Tight times for schools

Published 8:44 am Wednesday, April 29, 2009

Following the lead of its counterpart in Isle of Wight County, the Franklin School Board last week approved a lean fiscal 2010 budget that recognizes the difficult economic times in which we live.

The elimination of 23 jobs is painful but necessary. To the school board’s credit, students will be spared the brunt of the impact, as only seven of the lost jobs are teaching positions. The others are administrative and support jobs. Their elimination will make life a little a more difficult for administrators, but students shouldn’t notice much of a difference.

The cuts would have been much worse if it weren’t for federal stimulus money, which will save five teaching jobs that would have been eliminated otherwise. The federal money will help offset a $1 million loss in state funding – some due to state budget cuts but much the result of declining enrollment in Franklin’s public schools.

Logically, the state Department of Education bases its support of local divisions on the number of students who are enrolled. Fewer students should mean less expense.
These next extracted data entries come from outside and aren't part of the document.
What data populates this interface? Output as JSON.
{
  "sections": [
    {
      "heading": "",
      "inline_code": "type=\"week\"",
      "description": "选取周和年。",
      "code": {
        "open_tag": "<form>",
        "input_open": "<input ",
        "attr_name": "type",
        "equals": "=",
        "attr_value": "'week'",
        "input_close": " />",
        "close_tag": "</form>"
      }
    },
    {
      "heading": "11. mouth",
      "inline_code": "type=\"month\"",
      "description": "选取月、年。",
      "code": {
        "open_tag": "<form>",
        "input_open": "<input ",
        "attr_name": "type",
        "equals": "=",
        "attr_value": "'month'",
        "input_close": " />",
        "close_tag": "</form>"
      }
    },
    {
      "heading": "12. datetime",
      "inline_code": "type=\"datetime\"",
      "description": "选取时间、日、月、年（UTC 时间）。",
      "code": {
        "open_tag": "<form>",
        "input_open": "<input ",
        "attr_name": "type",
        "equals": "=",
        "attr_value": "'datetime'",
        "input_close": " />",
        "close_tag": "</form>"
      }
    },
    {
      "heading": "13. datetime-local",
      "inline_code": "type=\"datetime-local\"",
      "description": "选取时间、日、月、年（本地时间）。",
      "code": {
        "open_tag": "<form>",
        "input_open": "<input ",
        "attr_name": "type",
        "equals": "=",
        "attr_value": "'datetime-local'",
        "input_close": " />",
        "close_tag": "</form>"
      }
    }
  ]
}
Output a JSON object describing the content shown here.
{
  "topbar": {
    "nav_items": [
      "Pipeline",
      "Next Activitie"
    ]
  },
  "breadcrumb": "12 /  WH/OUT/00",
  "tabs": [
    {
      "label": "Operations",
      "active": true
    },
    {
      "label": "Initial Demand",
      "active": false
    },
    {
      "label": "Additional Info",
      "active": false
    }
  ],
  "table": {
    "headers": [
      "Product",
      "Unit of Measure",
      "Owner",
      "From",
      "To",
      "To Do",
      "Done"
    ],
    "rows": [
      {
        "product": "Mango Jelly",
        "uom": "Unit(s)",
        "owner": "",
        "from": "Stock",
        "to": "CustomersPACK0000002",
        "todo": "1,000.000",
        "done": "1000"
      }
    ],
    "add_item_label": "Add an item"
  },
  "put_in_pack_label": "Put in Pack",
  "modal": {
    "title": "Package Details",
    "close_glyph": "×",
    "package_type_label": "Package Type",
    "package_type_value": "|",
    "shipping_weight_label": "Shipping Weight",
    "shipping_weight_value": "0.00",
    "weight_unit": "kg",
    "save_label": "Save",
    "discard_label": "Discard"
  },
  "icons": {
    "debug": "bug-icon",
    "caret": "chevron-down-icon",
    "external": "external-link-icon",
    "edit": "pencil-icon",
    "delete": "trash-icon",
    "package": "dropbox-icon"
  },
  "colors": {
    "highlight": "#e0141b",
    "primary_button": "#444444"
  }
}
That can be a simplistic model, however, that doesn’t apply to some major expense items. Take transportation, for example. It costs the same amount of money to send a bus down a street whether that bus picks up one child on the street or 15.

The formula being what it is, however, Franklin’s schools must either stop their enrollment declines, which have been steady for a decade or more, or expect to receive fewer and fewer state dollars in the years ahead.

It’s yet another reason for the city schools to cooperate with Southampton County on public education. Short of full-blown consolidation, which should be given some serious thought, hundreds of thousands of dollars a year, if not millions, could be saved if the two divisions would simply share support services.

Why are our elected officials and appointed school board members, both city and county, not talking about this important issue?